Should've been a blond

Filed under: the girls — sabrina @ 03:17 AM
A scene from Gracie's check-up today:

Doc: (to Gracie) Put your hand on your head.
Gracie: *Puts right hand on top of her head*
Doc: Clap your hands.
Gracie: *Looks perplexed, raises left hand in front of face and moves it back and forth as if clapping her hands while keeping right hand on top of head*
Doc: (to me) Didn't know she was a blond, did you?

That was probably one of those "you had to be there" moments, but it was hilarious. I wish I'd had the camera with me so I could have captured the look she had on her face while she was trying to figure out how to clap her hands without taking her hand off her head. That was the highlight of my day!

July 25, 2004

why?

Filed under: randomness — sabrina @ 10:44 PM
I never post anything worth reading anymore. I know it, you know it, everybody knows it.
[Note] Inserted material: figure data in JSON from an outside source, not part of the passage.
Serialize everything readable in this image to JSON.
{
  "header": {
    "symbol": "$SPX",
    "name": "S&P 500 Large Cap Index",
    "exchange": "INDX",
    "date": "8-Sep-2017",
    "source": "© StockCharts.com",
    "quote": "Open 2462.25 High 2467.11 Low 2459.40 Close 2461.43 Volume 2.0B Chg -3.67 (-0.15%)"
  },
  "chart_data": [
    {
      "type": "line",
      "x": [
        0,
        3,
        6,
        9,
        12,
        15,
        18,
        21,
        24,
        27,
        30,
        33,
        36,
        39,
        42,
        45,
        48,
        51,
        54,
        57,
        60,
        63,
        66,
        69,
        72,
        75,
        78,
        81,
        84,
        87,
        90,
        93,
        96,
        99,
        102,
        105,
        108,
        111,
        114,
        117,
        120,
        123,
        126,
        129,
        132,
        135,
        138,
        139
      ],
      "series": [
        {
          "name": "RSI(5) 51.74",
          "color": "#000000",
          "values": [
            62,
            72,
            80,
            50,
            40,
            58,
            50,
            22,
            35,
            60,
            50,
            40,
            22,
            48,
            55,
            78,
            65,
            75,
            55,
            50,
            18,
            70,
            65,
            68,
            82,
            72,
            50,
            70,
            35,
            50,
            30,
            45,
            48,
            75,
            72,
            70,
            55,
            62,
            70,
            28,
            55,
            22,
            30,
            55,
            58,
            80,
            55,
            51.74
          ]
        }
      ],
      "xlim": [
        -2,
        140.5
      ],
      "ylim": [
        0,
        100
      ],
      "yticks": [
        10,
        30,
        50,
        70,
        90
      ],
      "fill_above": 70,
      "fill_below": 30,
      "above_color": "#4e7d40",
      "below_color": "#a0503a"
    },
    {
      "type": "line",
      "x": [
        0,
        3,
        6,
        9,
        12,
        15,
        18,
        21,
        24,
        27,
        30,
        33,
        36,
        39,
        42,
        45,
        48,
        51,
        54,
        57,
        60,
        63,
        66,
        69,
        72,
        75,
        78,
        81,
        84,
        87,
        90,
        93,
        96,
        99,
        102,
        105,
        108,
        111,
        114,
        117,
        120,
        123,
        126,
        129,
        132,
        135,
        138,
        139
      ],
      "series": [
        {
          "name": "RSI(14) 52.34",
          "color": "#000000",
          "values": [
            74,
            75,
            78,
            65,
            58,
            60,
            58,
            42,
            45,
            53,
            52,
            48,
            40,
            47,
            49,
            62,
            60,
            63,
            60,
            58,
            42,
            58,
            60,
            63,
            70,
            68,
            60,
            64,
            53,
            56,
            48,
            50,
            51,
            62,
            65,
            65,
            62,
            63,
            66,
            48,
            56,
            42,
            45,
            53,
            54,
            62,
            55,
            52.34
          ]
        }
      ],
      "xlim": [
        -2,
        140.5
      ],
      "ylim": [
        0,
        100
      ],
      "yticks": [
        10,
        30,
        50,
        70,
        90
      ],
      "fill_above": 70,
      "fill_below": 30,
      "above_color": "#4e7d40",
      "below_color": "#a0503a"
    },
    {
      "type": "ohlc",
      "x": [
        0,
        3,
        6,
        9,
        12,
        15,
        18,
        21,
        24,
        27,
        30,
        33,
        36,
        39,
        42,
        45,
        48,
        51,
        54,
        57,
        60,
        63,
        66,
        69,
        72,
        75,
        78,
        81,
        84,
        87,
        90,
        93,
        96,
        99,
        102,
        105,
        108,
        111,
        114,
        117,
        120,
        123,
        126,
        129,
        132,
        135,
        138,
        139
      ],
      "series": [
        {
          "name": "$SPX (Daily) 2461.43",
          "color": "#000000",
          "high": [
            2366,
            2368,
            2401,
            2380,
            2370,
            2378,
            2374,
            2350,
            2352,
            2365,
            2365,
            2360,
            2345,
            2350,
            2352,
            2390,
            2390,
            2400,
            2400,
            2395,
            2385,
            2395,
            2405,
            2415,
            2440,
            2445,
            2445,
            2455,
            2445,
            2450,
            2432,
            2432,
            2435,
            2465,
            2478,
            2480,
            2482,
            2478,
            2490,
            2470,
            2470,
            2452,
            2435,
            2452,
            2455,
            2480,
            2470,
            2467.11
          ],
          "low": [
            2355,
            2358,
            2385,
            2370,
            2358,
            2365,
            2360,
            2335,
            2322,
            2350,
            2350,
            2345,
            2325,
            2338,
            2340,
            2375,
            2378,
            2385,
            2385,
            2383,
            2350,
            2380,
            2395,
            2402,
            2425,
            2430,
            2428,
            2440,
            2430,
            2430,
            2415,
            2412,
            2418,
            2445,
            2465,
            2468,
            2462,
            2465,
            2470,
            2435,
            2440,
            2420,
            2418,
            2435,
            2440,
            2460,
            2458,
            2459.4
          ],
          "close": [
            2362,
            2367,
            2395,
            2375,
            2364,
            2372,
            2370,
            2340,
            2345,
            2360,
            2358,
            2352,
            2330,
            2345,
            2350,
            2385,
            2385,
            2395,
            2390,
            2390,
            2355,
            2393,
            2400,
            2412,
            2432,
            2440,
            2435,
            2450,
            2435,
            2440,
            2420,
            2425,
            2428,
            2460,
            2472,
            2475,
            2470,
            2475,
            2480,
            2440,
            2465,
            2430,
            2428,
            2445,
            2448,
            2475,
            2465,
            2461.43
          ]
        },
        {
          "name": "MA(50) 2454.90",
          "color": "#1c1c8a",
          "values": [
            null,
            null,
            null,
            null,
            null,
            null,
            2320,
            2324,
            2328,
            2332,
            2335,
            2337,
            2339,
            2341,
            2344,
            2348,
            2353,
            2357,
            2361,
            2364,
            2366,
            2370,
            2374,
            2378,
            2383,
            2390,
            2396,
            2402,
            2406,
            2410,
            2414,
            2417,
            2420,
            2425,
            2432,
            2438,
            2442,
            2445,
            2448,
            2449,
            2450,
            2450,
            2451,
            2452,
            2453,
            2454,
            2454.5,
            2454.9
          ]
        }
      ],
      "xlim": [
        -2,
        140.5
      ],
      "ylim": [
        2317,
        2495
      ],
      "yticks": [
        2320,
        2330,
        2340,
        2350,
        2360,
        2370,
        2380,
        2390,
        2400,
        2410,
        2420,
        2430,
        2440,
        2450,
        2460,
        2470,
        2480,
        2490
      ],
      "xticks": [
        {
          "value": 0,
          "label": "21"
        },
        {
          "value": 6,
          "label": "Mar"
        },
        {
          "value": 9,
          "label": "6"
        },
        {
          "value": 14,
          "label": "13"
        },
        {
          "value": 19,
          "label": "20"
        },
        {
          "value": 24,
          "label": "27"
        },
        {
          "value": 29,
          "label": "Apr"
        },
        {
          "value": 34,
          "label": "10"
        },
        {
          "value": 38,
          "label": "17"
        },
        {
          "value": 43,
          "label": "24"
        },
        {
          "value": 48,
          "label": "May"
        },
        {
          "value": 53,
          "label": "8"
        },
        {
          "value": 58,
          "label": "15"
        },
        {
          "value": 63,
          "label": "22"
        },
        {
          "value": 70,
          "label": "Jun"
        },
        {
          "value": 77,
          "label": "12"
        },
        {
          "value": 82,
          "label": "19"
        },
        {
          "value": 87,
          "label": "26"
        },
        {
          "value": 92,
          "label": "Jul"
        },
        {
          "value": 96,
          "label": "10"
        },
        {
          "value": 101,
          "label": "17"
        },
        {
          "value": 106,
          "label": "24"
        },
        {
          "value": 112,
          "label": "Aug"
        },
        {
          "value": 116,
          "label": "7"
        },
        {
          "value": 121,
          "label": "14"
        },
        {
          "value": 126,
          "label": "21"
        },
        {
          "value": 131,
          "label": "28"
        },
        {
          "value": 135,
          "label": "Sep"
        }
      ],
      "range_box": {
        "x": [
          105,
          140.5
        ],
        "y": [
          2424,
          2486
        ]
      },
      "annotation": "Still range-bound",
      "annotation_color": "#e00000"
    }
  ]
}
Wanna know why? Well, here's why...

A lot of people that I know offline know about this now. And lately, the only things I've wanted to write are things that I don't want everybody to know about. Other than those things, I have absolutely nothing to write about. So, what should I do about it? Do I just stop writing, or do I start another blog somewhere else and hope nobody I know finds out about it? What do you think?